Je ne sais pas si c'était souhaitable que cette histoire entre Armand et Curly marche. C'est une vue de l'esprit pour Armand de coucher avec une fille. Dans l'idée, il a envie d'elle, mais dans la pratique, c'est autre chose... Est-ce qu'il faut se donner des coups de pieds au cul pour provoquer le désir ? Pas sûr.
Le choix de Ludovic Berthillot, c'est une façon de sortir de l'archétype de l'Apollon gay, ou bien de céder à la tendance bear grandissante ?
Les deux, mon colonel ! Disons que c'est d'abord une volonté d'aller contre les canons de beauté soi-disant universels. Par ailleurs, je trouve Ludovic plutôt charmant, très sexe. Et puis, dans la catégorie homo, qui est pleine de sous catégories, il se trouve que j'aime bien les bears. Au cinéma, la représentation homo est assez archétypale. On a l'impression que seuls les jeunes gens bien foutus, plutôt aisés, vivant dans la capitale, sont concernés par ça. Du coup, j'avais aussi envie d'aller contre ces stéréotypes, cette uniformisation du monde.
Ce qui était assez enthousiasmant, avec Ludovic et Hafsia, c'était de faire marcher un couple pas évident. Depuis vingt ans, le cinéma propose toujours la même chose : les beaux avec les beaux, les moches avec les moches, alors que tout cela me paraît plus transversal dans la réalité. Même s'il est conditionné par du déterminisme social, j'ose espérer que le désir laisse place à davantage de magie, d'incontrôlable.
Pour jouer tes personnages sexagénaires, tu as recruté des homos que tu connaissais ?
Honnêtement, il y a peu d'acteurs homosexuels dans le film. Et je n'ai eu aucun problème avec eux. Mais beaucoup d'autres ont refusé de le faire, même à l'étape des essais. C'est simple : les comédiens avec lesquels on a commencé à parler du scénario d'un point de vue moral sont ceux qui n'ont pas fait le film. Il y avait tout de même de la coucherie qui repoussait pas mal de monde (rires).

Comment Hafsia Herzi s'est intégrée à cette histoire très très mec ?
Elle aimait beaucoup le scénario et avait très envie de faire le film. D'emblée, elle était à l'aise sur le plateau. Et puis, dans le film, elle est rarement avec plein de mecs autour d'elle, elle devait surtout gérer ses scènes avec Ludovic. Et dès l'instant où on était clairs sur ce qui allait être filmé, ça a roulé. Même sur la séquence de la pipe, elle n'était pas flippée du tout, elle a tout de suite vu le côté ludique de la chose.
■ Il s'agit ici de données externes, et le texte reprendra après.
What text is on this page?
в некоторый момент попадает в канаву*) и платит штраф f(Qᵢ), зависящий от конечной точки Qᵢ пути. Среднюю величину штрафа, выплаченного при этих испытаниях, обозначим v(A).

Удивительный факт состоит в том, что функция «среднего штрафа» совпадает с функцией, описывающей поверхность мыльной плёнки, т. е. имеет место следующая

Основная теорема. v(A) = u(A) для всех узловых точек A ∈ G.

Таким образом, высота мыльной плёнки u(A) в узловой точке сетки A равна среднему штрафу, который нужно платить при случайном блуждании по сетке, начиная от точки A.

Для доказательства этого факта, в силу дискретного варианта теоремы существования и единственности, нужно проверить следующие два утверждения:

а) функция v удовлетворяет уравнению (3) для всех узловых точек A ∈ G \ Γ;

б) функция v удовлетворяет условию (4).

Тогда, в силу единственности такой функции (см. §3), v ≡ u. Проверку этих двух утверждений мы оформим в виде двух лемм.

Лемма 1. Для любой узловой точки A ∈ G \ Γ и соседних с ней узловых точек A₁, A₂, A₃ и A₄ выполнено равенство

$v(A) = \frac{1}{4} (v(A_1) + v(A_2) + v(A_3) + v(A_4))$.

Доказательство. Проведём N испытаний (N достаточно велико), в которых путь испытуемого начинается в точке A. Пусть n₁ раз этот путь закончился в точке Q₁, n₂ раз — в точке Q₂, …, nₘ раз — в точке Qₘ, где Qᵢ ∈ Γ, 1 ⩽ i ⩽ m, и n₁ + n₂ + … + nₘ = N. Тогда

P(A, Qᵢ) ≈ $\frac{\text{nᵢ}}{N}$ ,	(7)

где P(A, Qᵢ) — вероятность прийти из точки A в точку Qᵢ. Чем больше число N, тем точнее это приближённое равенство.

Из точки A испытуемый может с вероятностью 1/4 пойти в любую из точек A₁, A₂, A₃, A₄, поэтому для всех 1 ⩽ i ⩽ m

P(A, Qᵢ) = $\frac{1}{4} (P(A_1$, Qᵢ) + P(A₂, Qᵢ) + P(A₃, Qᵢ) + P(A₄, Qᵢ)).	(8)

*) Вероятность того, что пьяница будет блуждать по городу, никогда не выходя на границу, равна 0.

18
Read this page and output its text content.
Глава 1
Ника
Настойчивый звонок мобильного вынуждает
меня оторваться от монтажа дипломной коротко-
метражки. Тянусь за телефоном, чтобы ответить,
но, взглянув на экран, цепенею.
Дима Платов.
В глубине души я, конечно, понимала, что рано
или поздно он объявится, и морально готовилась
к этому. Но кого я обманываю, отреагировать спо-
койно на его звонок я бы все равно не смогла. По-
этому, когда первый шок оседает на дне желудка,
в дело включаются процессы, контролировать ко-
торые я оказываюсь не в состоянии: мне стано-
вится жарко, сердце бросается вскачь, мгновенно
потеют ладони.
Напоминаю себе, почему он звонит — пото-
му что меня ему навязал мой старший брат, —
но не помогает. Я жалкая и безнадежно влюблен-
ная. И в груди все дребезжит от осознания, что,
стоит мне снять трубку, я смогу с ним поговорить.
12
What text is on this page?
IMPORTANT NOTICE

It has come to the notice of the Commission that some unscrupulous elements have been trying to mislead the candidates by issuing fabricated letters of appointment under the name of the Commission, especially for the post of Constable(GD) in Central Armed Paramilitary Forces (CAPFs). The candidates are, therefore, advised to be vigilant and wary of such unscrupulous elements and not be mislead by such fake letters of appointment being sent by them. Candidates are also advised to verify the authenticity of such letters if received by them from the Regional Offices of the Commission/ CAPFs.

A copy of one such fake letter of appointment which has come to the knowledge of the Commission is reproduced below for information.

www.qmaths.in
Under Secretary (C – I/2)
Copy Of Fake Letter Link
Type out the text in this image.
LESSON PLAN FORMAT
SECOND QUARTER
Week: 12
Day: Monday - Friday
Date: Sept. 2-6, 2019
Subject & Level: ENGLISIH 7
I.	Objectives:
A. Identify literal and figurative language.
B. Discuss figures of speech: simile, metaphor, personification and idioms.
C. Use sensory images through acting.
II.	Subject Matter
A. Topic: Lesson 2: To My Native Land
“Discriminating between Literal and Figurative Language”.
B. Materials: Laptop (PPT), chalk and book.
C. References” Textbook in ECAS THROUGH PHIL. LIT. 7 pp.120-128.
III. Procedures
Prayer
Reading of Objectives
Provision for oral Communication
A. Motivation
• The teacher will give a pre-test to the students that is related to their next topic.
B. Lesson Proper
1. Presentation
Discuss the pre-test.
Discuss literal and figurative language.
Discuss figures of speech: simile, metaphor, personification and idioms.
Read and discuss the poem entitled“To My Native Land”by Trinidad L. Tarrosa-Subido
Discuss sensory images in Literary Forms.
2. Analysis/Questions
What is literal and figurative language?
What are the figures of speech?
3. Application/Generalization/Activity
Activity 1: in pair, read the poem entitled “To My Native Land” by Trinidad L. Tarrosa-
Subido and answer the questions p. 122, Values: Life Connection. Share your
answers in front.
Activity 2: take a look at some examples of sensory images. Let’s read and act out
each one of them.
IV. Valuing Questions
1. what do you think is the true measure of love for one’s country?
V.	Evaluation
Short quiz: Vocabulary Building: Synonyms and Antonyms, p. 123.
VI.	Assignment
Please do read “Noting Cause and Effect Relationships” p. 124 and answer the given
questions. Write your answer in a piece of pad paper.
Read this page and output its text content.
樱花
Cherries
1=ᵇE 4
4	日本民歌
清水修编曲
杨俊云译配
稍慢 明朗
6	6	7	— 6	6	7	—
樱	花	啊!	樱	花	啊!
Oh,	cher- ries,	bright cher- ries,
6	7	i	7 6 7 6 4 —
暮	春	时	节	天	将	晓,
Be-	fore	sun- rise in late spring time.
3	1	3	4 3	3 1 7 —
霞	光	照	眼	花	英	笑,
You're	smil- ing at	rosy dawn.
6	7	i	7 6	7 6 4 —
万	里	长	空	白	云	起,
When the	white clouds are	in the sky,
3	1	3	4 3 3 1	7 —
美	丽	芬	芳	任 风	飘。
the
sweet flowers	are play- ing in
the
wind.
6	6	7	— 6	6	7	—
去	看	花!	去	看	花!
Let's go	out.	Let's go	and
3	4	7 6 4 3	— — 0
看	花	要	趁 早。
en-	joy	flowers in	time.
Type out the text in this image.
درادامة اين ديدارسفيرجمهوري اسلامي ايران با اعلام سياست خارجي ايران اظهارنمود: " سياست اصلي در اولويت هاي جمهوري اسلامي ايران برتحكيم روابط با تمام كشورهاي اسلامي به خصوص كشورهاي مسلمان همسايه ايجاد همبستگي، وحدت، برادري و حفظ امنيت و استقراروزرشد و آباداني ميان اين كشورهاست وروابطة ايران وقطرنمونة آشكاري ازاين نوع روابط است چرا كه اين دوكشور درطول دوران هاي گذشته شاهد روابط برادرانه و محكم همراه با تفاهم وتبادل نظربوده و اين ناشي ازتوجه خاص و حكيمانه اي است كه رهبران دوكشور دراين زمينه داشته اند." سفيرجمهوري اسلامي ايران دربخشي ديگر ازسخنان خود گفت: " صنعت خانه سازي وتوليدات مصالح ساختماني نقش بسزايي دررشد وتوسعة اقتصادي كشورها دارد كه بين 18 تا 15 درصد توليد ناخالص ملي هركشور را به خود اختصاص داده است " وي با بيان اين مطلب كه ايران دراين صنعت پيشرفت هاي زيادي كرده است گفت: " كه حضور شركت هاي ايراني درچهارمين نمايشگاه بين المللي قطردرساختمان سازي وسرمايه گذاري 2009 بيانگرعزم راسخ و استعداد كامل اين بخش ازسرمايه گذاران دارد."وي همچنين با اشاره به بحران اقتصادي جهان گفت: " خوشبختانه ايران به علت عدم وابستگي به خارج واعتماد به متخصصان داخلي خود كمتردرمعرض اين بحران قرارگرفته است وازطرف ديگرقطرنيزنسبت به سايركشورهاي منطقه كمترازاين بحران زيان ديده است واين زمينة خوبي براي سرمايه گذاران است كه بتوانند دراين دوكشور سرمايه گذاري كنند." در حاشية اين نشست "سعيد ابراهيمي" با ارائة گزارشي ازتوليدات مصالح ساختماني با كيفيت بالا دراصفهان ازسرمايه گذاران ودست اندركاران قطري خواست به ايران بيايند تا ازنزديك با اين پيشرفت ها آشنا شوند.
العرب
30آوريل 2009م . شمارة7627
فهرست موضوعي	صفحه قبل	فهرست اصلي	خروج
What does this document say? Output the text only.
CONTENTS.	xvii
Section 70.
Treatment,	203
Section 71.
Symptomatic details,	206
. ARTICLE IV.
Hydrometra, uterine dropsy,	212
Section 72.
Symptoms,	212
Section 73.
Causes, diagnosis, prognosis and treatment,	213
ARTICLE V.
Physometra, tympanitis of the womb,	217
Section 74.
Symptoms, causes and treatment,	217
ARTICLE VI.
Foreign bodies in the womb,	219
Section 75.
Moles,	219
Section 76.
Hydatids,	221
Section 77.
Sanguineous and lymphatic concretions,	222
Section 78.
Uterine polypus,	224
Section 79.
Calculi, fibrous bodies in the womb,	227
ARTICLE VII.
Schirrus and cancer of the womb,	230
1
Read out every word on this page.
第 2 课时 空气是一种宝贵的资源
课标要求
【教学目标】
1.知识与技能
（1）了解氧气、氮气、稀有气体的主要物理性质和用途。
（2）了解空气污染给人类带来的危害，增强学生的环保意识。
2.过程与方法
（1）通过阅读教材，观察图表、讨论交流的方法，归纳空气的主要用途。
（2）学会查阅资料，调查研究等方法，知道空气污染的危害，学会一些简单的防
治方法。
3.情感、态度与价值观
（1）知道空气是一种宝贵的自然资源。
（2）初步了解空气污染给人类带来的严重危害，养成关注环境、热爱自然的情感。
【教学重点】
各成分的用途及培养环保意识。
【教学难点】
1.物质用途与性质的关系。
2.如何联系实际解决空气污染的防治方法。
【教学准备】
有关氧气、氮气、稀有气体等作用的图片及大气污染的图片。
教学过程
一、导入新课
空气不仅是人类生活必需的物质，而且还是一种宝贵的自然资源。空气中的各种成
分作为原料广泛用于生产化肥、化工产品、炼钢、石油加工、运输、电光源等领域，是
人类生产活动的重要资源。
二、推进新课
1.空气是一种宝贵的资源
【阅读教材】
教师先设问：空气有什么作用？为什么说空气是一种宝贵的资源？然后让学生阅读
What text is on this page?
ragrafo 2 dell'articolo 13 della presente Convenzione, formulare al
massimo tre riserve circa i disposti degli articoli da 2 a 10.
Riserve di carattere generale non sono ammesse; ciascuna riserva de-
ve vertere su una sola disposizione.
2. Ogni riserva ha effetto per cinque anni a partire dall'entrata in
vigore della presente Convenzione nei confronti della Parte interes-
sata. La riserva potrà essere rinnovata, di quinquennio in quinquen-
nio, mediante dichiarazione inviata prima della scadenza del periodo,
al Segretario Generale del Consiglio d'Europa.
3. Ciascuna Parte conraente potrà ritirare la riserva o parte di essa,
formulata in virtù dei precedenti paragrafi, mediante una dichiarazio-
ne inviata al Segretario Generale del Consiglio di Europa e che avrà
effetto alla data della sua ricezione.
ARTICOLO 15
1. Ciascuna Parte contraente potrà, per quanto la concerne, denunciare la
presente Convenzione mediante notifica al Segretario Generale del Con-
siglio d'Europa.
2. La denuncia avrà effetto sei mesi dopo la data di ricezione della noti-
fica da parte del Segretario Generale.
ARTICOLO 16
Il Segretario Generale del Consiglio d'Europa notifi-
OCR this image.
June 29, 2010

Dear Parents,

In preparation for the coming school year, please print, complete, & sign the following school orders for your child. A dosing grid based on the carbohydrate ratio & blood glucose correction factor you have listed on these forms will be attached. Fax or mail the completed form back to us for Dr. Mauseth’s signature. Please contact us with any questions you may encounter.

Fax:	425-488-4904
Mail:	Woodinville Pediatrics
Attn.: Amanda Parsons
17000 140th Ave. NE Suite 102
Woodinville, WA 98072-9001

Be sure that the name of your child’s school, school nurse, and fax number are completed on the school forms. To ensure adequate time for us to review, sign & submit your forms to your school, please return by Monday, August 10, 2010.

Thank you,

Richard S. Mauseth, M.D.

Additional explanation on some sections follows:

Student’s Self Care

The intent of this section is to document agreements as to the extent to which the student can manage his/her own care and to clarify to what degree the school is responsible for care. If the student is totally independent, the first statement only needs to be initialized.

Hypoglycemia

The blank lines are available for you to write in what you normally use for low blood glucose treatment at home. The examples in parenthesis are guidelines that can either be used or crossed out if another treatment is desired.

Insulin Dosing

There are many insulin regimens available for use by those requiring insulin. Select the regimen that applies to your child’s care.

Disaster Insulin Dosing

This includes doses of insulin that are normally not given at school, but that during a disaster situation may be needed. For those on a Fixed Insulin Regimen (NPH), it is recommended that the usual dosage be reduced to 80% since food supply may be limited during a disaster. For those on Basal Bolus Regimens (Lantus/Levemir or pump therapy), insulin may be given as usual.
As-tu l'impression que, malgré Internet, la drague gay à la campagne n'a toujours rien à voir avec celle des grandes villes ?
Il faut savoir que la drague à la campagne subit une vraie répression : les aires de repos, les bordures de routes fermées par les pouvoirs publics, c'est une réalité. En conséquence, les lieux de drague s'improvisent peu ou prou. Pour répondre à ta question, je crois que la seule chose qui nous différencie des grandes villes, c'est tout bêtement qu'on est moins nombreux, et que, du coup, il y a plus de mélange de catégories d'âge ou socioprofessionnelles. Faire le difficile quand tu dragues à Albi, ça peut être compliqué !
Toi qui as toujours voté communiste, que penses-tu de la crise vécue par la gauche ?
C'est lorsqu'il y a une envie de collectif dans la société que l'on parvient à créer du projet politique... Or les partis de gauche souffrent de ce manque-là. Autre problème, les copains de gauche bien caviar qui sont contents de garder leurs privilèges. Finalement, je crois que la bourgeoisie de gauche et celle de droite ne sont pas très éloignées dans leur désir de maintenir leur petit pouvoir, leurs petits privilèges. Disons qu'ils sont un peu faux culs à gauche, et plus francs du collier à droite. Personnellement, je suis à fond avec l'initiative du Front de Gauche, ils lancent une piste vers laquelle il faudrait aller politiquement.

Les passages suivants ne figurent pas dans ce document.